Pegmatite


Pegmatite design overview

This is a fork and extensive rewrite of Achilleas Margaritis’s ParserLib. It has the following goals:

  • Idiomatic C++11
  • Simple use
  • Reuseable, reentrant grammars with multiple action delegates
  • No dependency on RTTI / exceptions (usable in embedded contexts)

It has the following explicit non-goals:

  • High performance (ease of use or modification should not be sacrificed in the name of performance)
  • Compatibility with the old ParserLib

Design outline

All rules should be immutable after creation. Ideally they’d be constexpr, but this is likely not to be possible. They should have no state associated with them, however, and so parsing should be entirely reentrant. State, for a grammar, is in two categories:

  • The current parsing state
  • The actions to be performed when parsing

The actions can also be immutable (they don’t change over a parse, at least), but should not be tied to the grammar. It should be possible to write one singleton class encapsulating the grammar, with members for the rules, and singleton subclasses (or, ideally, delegates) providing parser actions. The parsing state should be entirely contained within a context object and so the same grammar can be used from multiple threads and can be used for compilation, syntax highlighting, and so on.

RTTI Usage

ParserLib requires RTTI for one specific purpose: down-casting from ast_node to a subclass (and checking that the result really is of that class). If you are using RTTI in the rest of your application, then you can instruct ParserLib to use RTTI for these casts by defining the USE_RTTI macro before including the ParserLib headers and when building ParserLib.

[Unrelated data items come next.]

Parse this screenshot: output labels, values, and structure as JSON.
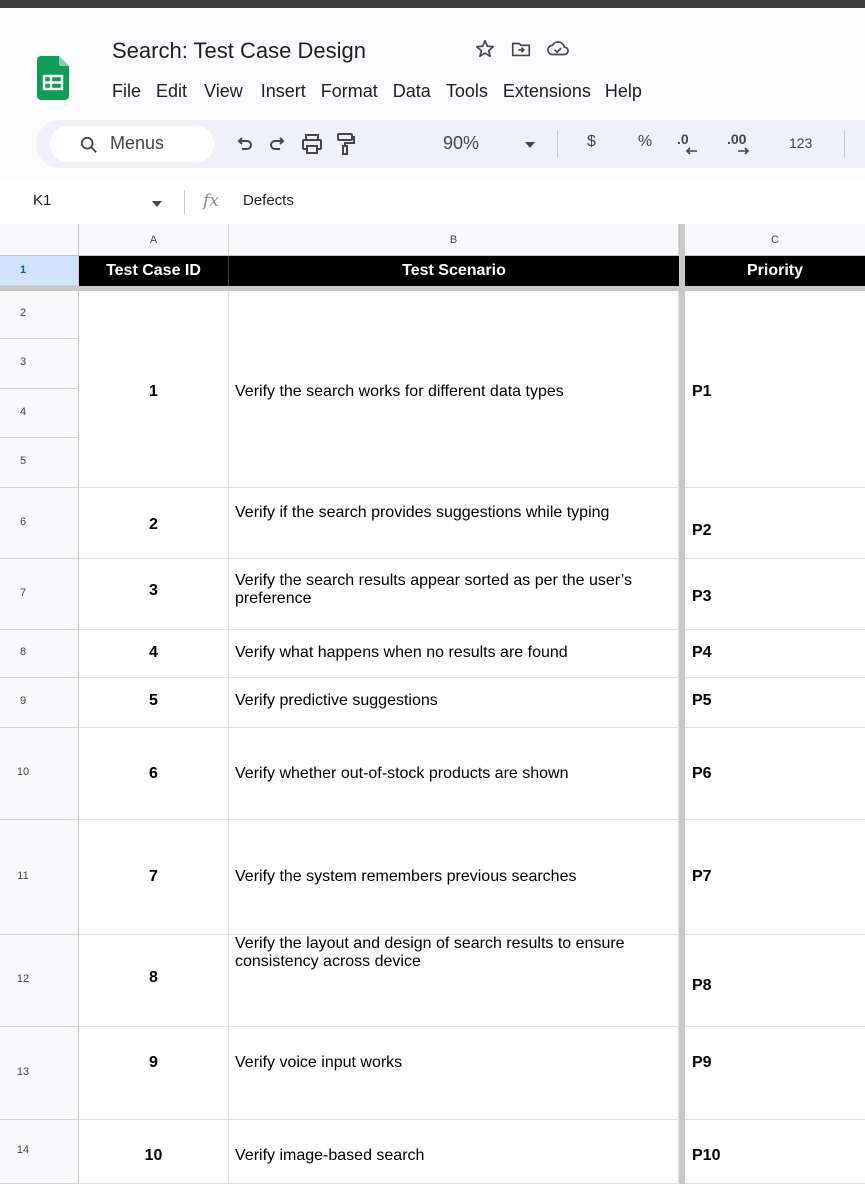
{
  "app": {
    "doc_title": "Search: Test Case Design",
    "logo": "google-sheets-logo",
    "title_icons": [
      "star-icon",
      "move-to-folder-icon",
      "cloud-saved-icon"
    ]
  },
  "menu": [
    "File",
    "Edit",
    "View",
    "Insert",
    "Format",
    "Data",
    "Tools",
    "Extensions",
    "Help"
  ],
  "toolbar": {
    "search_label": "Menus",
    "zoom": "90%",
    "currency": "$",
    "percent": "%",
    "decrease_decimal": ".0",
    "increase_decimal": ".00",
    "number_format": "123"
  },
  "formula_bar": {
    "cell_ref": "K1",
    "fx": "fx",
    "value": "Defects"
  },
  "columns": [
    "A",
    "B",
    "C"
  ],
  "header_row": {
    "row_number": "1",
    "cells": [
      "Test Case ID",
      "Test Scenario",
      "Priority"
    ]
  },
  "row_numbers": [
    "2",
    "3",
    "4",
    "5",
    "6",
    "7",
    "8",
    "9",
    "10",
    "11",
    "12",
    "13",
    "14"
  ],
  "rows": [
    {
      "id": "1",
      "scenario": "Verify the search works for different data types",
      "priority": "P1"
    },
    {
      "id": "2",
      "scenario": "Verify if the search provides suggestions while typing",
      "priority": "P2"
    },
    {
      "id": "3",
      "scenario": "Verify the search results appear sorted as per the user’s preference",
      "priority": "P3"
    },
    {
      "id": "4",
      "scenario": "Verify what happens when no results are found",
      "priority": "P4"
    },
    {
      "id": "5",
      "scenario": "Verify predictive suggestions",
      "priority": "P5"
    },
    {
      "id": "6",
      "scenario": "Verify whether out-of-stock products are shown",
      "priority": "P6"
    },
    {
      "id": "7",
      "scenario": "Verify the system remembers previous searches",
      "priority": "P7"
    },
    {
      "id": "8",
      "scenario": "Verify the layout and design of search results to ensure consistency across device",
      "priority": "P8"
    },
    {
      "id": "9",
      "scenario": "Verify voice input works",
      "priority": "P9"
    },
    {
      "id": "10",
      "scenario": "Verify image-based search",
      "priority": "P10"
    }
  ],
  "colors": {
    "header_bg": "#000000",
    "header_text": "#ffffff",
    "sheets_green": "#0f9d58"
  }
}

If you do not wish to depend on RTTI, then ParserLib provides a macro that you can use in your own AST classes that will provide the required virtual functions to implement ad-hoc RTTI for this specific use. You use them like this:

	class MyASTClass : parserlib::ast_node
	{
		/* Your methods go here. */
		PARSELIB_RTTI(MyASTClass, parserlib::ast_node)
	};

This macro will be compiled away if you do define USE_RTTI, so you can provide grammars built with ParserLib that don’t force consumers to use or not-use RTTI. It is also completely safe to build without USE_RTTI, but still compile with RTTI.

What is Pegmatite

Pegmatite is a very crystalline, intrusive igneous rock composed of interlocking crystals usually larger than 2.5 cm in size.

It is also, in the Computer Lab’s tradition of using bad puns for naming, a Parsing Expression Grammar library that rocks!